His look softened just a little. "Are you suggesting that it would better for these children to be out among wolves while trying to learn to use their gifts? Here they can focus, concentrate. Learn among those who would care for them, instead of cast them out. Or destroy them."
She didn't answer, because she guessed – she hoped – he was presenting the argument to himself, more than her.
He continued, coming around the front of the desk again. "This is where mutants come when they have no place else to go. And some learn of us and come by choice, as well. You think the school does them a disservice, and perhaps shouldn't be here?"
She rose now and put her hand on the top of the desk, and she could feel the light vibration, but only for a fraction of a second before it and the almost otherworldly hum disappeared. She looked at Erik, and he glanced away almost like he'd been caught doing something he shouldn't.
"No," she answered, "I think it should be here." She slid her hand over the smooth steel, actually hoping he'd do whatever that was again. "I just think you shouldn't teach everyone that it's all going to be all right, and that life really can turn out fair. Maybe there should be another place for mutants. A place that deals with reality, where we still look out for our own?"
"Raven, I wish – "
"Thank you for the lesson, Erik. I'm really, really tired from it. Can we try again later?" She feigned a yawn and wobbled a little on her feet.
He hurried to her side and took her elbow. "Of course, of course. I know very little about your talent and the toll it might take on you – if you're too exhausted you can rest on the couch here, and I'll come back and check on you later, if you like."
She shook her head, yawning again, but lowered herself down to the couch even as she protested. Once down, she tried to look sheepish. "Well, maybe. But surely you don't let students just hang out in your office, with all your things. Files, and stuff."
Erik smirked, but she could see the amusement in his eyes. "Oh, everything's locked. I don't see the point in tempting honest people." The smirk became a smile and he patted her shoulder. "You rest as long as you need. We'll talk more later."
He opened a cabinet, without touching it, she realized, and produced a blanket which he spread over her in a rather fatherly way that pulled a genuine smile from her for a change. "Thank you, Erik."

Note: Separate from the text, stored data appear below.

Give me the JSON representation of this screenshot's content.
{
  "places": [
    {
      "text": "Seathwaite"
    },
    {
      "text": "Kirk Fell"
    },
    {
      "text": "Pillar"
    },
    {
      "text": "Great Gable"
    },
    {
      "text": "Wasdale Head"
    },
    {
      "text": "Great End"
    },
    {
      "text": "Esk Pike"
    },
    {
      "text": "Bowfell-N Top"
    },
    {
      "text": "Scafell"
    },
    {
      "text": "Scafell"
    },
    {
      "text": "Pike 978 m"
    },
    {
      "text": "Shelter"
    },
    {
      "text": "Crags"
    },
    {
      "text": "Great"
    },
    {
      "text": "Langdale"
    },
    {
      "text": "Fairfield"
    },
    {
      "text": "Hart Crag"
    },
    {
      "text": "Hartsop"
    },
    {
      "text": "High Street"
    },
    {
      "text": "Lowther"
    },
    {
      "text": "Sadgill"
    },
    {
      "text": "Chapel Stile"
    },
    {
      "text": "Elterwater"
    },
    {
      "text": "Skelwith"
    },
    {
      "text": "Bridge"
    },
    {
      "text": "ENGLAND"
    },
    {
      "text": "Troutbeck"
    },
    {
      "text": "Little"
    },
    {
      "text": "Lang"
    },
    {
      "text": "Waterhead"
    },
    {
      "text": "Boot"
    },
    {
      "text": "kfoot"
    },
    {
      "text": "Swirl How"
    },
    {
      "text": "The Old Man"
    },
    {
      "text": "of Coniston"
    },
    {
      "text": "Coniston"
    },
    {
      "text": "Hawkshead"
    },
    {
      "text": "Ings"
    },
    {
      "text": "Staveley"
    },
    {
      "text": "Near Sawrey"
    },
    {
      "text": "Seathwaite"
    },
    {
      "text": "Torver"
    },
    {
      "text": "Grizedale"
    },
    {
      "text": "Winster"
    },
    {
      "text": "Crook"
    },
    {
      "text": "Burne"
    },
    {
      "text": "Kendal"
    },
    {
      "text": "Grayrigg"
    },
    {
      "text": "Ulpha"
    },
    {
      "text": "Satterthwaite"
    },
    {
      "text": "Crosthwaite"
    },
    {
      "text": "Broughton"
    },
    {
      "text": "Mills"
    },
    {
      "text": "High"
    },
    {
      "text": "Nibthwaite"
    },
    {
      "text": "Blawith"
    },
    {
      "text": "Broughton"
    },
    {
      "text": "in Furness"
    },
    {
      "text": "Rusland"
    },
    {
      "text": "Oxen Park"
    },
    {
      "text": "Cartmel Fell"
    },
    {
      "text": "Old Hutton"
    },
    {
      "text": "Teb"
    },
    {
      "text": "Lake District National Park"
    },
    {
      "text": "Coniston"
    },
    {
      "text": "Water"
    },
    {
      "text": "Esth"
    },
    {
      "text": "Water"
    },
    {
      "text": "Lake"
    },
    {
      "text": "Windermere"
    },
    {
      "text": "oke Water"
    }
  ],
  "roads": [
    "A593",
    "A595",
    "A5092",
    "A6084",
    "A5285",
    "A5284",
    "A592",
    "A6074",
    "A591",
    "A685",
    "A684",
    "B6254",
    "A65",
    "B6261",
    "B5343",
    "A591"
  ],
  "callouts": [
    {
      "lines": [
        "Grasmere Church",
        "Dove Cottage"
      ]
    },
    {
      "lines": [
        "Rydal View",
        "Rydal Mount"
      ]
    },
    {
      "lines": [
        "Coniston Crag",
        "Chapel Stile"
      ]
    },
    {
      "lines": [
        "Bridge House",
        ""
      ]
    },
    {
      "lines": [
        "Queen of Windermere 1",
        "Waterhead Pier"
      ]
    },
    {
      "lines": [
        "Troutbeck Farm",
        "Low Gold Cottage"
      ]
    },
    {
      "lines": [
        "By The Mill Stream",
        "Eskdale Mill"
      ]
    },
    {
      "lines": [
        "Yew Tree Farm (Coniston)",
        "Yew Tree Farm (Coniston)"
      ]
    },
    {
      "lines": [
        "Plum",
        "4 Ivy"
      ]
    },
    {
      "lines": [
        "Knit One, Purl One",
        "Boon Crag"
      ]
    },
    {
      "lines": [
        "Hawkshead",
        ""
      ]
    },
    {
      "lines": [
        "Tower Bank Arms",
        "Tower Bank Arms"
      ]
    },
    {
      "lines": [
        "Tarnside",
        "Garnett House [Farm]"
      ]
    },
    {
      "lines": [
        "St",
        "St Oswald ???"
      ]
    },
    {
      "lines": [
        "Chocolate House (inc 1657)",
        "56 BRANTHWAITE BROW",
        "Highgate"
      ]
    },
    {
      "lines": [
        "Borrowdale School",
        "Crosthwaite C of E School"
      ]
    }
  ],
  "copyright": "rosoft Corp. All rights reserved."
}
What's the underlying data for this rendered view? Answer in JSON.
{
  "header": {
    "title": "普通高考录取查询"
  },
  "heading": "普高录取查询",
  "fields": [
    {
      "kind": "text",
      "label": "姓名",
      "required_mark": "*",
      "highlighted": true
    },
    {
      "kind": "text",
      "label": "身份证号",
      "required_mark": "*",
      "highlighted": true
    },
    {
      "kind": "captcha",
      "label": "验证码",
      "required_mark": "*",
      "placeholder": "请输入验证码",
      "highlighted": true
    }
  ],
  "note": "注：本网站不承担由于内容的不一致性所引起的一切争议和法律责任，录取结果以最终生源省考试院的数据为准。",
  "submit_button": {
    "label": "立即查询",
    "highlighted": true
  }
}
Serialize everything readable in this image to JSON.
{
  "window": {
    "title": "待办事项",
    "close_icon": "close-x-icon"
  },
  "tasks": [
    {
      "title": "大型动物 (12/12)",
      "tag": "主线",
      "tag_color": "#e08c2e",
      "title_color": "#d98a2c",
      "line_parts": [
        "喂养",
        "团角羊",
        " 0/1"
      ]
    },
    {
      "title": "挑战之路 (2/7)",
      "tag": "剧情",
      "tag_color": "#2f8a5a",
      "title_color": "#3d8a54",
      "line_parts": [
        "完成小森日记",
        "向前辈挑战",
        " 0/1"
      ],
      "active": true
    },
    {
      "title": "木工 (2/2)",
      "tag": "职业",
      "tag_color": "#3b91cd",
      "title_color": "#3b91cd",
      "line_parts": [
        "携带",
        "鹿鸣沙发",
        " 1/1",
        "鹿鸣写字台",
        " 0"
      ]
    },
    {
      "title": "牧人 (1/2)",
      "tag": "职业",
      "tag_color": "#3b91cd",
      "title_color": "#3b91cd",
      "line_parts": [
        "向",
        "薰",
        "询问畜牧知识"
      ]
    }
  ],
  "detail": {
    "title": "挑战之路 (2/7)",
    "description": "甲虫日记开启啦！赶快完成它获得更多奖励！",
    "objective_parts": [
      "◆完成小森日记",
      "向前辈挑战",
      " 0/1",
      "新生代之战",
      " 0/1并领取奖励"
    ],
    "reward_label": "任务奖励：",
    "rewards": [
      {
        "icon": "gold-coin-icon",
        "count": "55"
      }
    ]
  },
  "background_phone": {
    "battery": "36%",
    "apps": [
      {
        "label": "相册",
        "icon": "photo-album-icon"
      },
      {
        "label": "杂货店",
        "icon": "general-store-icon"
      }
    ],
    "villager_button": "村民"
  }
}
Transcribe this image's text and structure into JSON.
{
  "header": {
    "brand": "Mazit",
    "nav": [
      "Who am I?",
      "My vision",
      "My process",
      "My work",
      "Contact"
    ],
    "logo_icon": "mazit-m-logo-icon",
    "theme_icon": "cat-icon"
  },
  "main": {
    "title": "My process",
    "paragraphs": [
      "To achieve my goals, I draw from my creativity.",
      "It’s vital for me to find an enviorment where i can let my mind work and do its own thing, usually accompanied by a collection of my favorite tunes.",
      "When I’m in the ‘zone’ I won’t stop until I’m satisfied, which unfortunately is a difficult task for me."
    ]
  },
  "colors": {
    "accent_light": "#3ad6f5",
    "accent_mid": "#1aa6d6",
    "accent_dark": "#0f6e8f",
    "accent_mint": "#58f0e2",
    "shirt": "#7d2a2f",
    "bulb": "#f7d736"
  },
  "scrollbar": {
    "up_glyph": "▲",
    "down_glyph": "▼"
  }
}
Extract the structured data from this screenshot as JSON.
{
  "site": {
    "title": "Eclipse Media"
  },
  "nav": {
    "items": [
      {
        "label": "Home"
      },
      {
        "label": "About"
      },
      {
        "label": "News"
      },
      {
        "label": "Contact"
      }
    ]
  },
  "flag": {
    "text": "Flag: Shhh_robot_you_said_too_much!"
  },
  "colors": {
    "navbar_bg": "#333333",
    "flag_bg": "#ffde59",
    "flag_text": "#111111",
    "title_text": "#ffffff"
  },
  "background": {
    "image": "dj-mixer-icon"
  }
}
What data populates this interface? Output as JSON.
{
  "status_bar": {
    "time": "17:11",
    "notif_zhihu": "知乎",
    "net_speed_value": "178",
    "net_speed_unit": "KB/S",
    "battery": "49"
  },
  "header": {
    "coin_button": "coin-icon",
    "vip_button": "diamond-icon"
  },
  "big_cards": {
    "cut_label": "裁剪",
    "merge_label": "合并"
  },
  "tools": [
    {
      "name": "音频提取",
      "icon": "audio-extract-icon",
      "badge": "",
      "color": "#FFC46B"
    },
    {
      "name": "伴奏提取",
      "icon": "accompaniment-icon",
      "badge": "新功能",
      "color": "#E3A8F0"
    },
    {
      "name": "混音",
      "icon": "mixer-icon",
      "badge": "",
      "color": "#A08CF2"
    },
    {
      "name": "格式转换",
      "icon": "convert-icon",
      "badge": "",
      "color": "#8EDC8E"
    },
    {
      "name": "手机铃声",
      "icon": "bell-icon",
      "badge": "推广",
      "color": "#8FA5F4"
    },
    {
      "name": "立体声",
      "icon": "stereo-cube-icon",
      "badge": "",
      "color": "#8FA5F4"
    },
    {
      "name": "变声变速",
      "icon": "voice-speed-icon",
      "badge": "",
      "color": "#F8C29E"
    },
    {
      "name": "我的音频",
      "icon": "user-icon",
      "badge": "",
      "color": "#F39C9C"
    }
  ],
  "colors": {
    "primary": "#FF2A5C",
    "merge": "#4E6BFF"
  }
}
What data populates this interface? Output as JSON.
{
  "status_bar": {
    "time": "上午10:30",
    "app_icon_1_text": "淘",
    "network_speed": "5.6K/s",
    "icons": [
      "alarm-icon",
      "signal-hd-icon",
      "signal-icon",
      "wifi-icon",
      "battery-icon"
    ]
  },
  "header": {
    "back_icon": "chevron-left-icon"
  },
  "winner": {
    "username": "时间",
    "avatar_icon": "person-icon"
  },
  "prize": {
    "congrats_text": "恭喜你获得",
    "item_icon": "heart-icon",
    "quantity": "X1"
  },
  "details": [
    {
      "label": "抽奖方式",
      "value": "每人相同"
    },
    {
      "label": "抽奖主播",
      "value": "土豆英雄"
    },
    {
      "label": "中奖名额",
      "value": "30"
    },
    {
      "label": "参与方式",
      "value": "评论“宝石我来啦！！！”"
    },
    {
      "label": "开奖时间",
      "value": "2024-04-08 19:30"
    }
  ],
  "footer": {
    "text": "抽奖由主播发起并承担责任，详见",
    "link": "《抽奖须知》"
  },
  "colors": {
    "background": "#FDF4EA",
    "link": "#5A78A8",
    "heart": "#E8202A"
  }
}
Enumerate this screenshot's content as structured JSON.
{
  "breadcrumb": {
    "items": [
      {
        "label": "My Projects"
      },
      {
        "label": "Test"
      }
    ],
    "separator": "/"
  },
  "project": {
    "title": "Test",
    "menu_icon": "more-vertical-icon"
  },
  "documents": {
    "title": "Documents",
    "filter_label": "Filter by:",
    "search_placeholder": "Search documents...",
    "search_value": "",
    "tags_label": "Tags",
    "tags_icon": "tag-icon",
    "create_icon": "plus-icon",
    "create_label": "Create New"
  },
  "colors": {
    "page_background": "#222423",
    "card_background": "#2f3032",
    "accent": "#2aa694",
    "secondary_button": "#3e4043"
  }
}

He left through the adjoining door, and she waited only a few moments before she hopped up. Something told her it wouldn't surprise him to catch her snooping. He probably wouldn't even be angry. He'd just smirk in that way he had that said he knew all along, and aren't you clever.
But she also realized that he wouldn't be back, not until later, just as he'd said. She could tell that he truly wasn't worried about leaving her in here alone.
She laughed softly, as delighted as she was frustrated, as the reason became obvious. All the drawers, cabinets, and containers were metal, of course, and a custom design, probably built by Erik himself. There were no handles, and not even any locks to pick. Erik, after all, didn't need keys.